Bruckert: Das liegt an der Erkenntnis: Ich bin nicht die Einzige, die hier gedemütigt worden ist, das waren noch mehr. Deswegen gehe auch ich jetzt zur Polizei. Das ist ein Effekt, der immer wieder zu beobachten ist. Generell ist der Mut zur Anzeige in den letzten Jahren gestiegen. Das liegt an prominenten Fällen in den Medien, aber auch an Gerichten, die härter und konsequenter ahnden. Trittbrettfahrerinnen kann man dabei nicht ausschließen. Aber das muss man hinnehmen. Erfahrene Beamte erkennen das in der Vernehmung schnell.

ZEIT ONLINE: Was passiert, wenn die Ermittlungen in Köln zu nichts führen?

Bruckert: Dann könnte sich der Effekt wieder umkehren. Die Frauen müssen einen Erfolg sehen, sonst wird es künftig keine Anzeigen mehr geben. Das wäre verheerend.

ZEIT ONLINE: Raten Sie in Ihrer Beratung Opfern, zur Polizei zu gehen?

Bruckert: Wir versuchen sie davon zu überzeugen. Eine Anzeige ist auch Prävention: damit man einen Täter aus dem Verkehr zieht. Wir erläutern aber auch, was auf sie zukommen kann. Denn der zweite Überfall erfolgt vor Gericht, wenn der Verteidiger intime Fragen stellt. Aber auch wenn sich die Opfer gegen eine Anzeige entscheiden, helfen wir. Bei ihnen bleibt immer etwas zurück. Das ist ein traumatisches Erlebnis, das steckt man nicht so einfach weg.

ZEIT ONLINE: Wann kann eine Anzeige zur Verurteilung führen?

Bruckert: Das hängt davon ab, ob das Opfer eine detaillierte Beschreibung vom Täter abgeben kann – damit er auch gefasst wird. Das Problem bei Belästigungen die von Gruppen ausgehen, ist die Dynamik. Da passiert so viel auf einmal, dass die Opfer nicht sagen können, wie die Täter aussahen oder von wem genau der Angriff ausging.

ZEIT ONLINE: Könnten die Anzeigen in Köln also aussichtslos sein?

Bruckert: Das zu sagen, ist der falsche Ansatz. Wenn die Täter identifiziert werden, kann die Anzeige schon zu etwas führen. Schwer könnte es tatsächlich werden, wenn die Opfer mit ihrer Aussage allein dastehen und die Täter sich gegenseitig entlasten. Aber ich habe die Hoffnung, dass es anders läuft. Die Leute waren nicht allein unterwegs. Es gibt Zeugen, die dabei gewesen sind und die vielleicht auch Videos mit ihrem Smartphone gemacht haben.

ZEIT ONLINE: Ist Ihnen das, was in Köln passiert ist, aus Ihrer bisherigen Arbeit beim Weißen Ring und als Polizist bekannt?

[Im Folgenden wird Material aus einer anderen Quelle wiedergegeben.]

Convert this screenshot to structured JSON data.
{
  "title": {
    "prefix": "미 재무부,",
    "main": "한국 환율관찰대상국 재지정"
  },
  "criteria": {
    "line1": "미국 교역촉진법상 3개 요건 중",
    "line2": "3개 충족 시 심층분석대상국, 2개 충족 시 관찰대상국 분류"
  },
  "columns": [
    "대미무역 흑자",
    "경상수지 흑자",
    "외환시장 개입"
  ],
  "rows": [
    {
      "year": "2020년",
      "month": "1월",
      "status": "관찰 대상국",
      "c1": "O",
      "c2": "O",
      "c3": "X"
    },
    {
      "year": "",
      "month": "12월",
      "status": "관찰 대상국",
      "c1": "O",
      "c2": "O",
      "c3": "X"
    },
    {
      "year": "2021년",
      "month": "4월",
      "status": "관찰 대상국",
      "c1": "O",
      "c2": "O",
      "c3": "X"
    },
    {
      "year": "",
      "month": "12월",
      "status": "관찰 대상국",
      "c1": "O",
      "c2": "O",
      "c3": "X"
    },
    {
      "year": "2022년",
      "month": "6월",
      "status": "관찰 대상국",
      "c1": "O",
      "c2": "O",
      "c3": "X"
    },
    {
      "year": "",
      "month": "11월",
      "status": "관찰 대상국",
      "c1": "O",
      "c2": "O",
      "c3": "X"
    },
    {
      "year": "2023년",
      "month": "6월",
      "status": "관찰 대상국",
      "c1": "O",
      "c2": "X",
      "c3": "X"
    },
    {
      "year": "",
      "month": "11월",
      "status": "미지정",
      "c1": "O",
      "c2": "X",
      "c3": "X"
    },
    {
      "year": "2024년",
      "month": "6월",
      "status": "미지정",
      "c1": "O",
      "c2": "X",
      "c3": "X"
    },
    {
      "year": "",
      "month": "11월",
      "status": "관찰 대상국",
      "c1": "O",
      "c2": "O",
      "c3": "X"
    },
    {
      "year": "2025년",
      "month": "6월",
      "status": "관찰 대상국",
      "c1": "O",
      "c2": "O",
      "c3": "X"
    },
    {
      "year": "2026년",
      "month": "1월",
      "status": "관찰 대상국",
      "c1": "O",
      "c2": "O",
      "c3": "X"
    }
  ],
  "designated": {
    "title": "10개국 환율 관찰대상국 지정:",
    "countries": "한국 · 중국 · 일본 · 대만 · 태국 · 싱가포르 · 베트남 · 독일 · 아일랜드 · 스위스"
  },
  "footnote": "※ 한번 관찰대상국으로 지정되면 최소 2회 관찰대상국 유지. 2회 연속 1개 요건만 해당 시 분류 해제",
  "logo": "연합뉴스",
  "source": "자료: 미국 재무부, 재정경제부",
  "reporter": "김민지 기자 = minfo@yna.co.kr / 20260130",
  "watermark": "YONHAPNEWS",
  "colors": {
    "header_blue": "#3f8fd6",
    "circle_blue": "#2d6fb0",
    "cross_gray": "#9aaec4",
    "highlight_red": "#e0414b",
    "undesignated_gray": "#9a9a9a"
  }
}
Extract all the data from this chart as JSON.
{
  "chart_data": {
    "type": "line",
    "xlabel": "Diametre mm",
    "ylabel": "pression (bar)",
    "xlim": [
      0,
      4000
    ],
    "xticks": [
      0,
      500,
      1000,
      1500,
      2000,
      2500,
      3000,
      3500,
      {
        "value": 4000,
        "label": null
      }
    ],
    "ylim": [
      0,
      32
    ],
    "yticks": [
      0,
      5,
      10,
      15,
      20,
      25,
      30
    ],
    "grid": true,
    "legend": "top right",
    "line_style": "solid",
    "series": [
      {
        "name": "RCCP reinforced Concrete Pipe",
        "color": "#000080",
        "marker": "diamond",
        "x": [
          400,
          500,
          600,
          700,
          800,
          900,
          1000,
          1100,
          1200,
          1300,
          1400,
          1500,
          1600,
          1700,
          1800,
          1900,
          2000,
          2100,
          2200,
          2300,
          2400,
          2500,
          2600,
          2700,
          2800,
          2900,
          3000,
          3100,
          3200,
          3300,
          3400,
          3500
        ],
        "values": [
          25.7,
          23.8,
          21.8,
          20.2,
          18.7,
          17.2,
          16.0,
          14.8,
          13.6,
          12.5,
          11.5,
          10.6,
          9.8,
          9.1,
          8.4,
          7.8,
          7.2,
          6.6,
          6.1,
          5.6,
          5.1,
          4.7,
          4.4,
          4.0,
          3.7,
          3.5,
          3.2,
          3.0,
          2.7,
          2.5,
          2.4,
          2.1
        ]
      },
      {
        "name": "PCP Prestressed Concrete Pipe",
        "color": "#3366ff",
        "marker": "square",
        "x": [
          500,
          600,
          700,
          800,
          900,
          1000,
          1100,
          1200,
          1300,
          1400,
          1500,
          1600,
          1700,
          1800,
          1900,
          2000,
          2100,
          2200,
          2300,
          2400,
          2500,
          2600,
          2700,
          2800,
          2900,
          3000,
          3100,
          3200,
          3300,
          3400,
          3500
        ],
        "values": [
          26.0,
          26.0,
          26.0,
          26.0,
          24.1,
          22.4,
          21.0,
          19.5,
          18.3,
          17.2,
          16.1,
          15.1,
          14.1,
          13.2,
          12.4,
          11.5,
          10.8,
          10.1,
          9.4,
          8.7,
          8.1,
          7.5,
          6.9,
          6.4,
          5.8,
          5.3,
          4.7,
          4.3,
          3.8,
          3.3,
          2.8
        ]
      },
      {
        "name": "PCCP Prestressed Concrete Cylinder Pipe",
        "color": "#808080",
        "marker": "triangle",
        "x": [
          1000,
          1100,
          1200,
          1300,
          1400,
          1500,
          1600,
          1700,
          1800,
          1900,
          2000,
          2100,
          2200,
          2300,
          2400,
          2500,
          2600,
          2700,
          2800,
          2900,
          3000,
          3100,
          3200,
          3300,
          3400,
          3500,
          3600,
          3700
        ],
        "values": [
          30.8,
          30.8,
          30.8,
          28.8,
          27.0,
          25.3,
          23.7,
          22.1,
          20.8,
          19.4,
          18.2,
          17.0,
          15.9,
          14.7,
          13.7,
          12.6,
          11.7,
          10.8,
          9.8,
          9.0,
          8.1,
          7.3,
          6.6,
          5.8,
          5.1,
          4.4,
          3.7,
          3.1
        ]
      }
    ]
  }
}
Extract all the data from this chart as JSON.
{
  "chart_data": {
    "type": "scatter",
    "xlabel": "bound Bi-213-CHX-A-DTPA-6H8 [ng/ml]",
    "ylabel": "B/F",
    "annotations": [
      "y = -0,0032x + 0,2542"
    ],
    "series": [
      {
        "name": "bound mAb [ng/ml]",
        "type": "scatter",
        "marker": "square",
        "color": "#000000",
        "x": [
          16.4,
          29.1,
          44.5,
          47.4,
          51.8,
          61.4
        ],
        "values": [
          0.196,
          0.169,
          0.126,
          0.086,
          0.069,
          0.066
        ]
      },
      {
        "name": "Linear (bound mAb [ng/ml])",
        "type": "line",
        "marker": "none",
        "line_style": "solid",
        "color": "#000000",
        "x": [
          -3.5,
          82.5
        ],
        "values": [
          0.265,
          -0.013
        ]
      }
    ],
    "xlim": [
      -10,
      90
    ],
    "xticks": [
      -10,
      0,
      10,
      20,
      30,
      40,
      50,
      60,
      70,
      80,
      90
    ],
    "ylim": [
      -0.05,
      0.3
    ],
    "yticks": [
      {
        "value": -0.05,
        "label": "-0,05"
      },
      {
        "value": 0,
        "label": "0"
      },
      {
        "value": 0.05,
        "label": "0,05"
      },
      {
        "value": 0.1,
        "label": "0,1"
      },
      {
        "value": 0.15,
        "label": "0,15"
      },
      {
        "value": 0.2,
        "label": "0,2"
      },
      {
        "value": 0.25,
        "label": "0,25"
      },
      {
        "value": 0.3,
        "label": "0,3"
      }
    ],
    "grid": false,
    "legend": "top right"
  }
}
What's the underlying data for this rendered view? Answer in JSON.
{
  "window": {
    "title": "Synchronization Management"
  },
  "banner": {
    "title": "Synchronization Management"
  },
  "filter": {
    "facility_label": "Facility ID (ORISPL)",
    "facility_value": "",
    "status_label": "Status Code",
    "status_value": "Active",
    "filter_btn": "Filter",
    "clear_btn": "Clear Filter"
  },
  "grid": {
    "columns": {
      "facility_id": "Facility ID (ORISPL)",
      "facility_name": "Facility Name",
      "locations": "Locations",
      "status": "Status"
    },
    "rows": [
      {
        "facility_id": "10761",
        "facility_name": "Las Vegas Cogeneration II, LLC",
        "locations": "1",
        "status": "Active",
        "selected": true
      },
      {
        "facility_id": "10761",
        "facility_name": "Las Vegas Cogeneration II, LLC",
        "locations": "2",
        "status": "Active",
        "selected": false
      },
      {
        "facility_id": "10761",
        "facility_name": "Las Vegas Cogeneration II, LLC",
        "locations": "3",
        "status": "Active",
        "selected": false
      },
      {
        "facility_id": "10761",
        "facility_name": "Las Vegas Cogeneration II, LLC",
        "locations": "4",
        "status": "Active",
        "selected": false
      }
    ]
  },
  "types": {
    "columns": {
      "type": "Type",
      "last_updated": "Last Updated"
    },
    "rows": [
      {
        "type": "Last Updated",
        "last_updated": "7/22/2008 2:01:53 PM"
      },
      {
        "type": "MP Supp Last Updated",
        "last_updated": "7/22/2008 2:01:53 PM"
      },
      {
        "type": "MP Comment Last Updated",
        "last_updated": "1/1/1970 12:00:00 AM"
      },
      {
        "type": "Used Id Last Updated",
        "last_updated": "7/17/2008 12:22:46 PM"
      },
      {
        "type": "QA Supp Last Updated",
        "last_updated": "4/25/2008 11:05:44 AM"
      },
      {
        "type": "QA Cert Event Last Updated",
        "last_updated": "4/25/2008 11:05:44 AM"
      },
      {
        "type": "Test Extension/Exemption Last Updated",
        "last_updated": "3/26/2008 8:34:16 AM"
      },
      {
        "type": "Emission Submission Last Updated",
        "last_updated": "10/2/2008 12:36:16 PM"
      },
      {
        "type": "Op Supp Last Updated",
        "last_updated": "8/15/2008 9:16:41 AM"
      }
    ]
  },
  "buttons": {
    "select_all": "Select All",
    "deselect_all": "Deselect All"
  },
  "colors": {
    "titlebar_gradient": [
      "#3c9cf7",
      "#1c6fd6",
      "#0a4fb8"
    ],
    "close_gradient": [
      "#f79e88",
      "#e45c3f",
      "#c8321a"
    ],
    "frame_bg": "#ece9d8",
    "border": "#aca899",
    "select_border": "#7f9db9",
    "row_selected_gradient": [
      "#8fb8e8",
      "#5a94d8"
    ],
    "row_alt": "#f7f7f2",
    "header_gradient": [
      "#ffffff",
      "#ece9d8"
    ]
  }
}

Bruckert: Die sexuellen Angriffe, die Raube, das sogenannte Antanzen: Das ist ein Phänomen, das wir schon seit zwei, drei Jahren beobachten. So makaber wie es ist: Es musste offenbar erst zu dieser massiven Eskalation kommen, um darauf aufmerksam zu machen. Es ist sehr dünnes Eis, auf das man sich begibt, aber: Das geht in der Masse von Nordafrikanern aus – Tunesier, Algerier, Marokkaner. Das kann ich aus meinen Erfahrungen als Polizist sagen.Aber davon ist niemand erst im Oktober hergekommen, sie sind schon seit ein paar Jahren hier. Das sind junge Männer, bei denen die Integration misslungen ist.

ZEIT ONLINE: Ist die Debatte um Migration, die jetzt vor dem Hintergrund der sexuellen Übergriffe entsteht, also gerechtfertigt?

Bruckert: Man muss aufpassen, dass man keine Munition für die falschen Leute liefert. Das darf aber nicht dazu führen, dass man verschweigt, dass es solche Leute gibt. Es gefällt mir nicht, dass die Polizei das Aussehen der Täter verschweigen soll, damit wir nicht in die Rassismusfalle tappen. Nur weil ein paar Idioten das ausnutzen – das ist nun mal so. Aber was Fakt ist, muss Fakt bleiben. Vor der Debatte darf man keine Angst haben.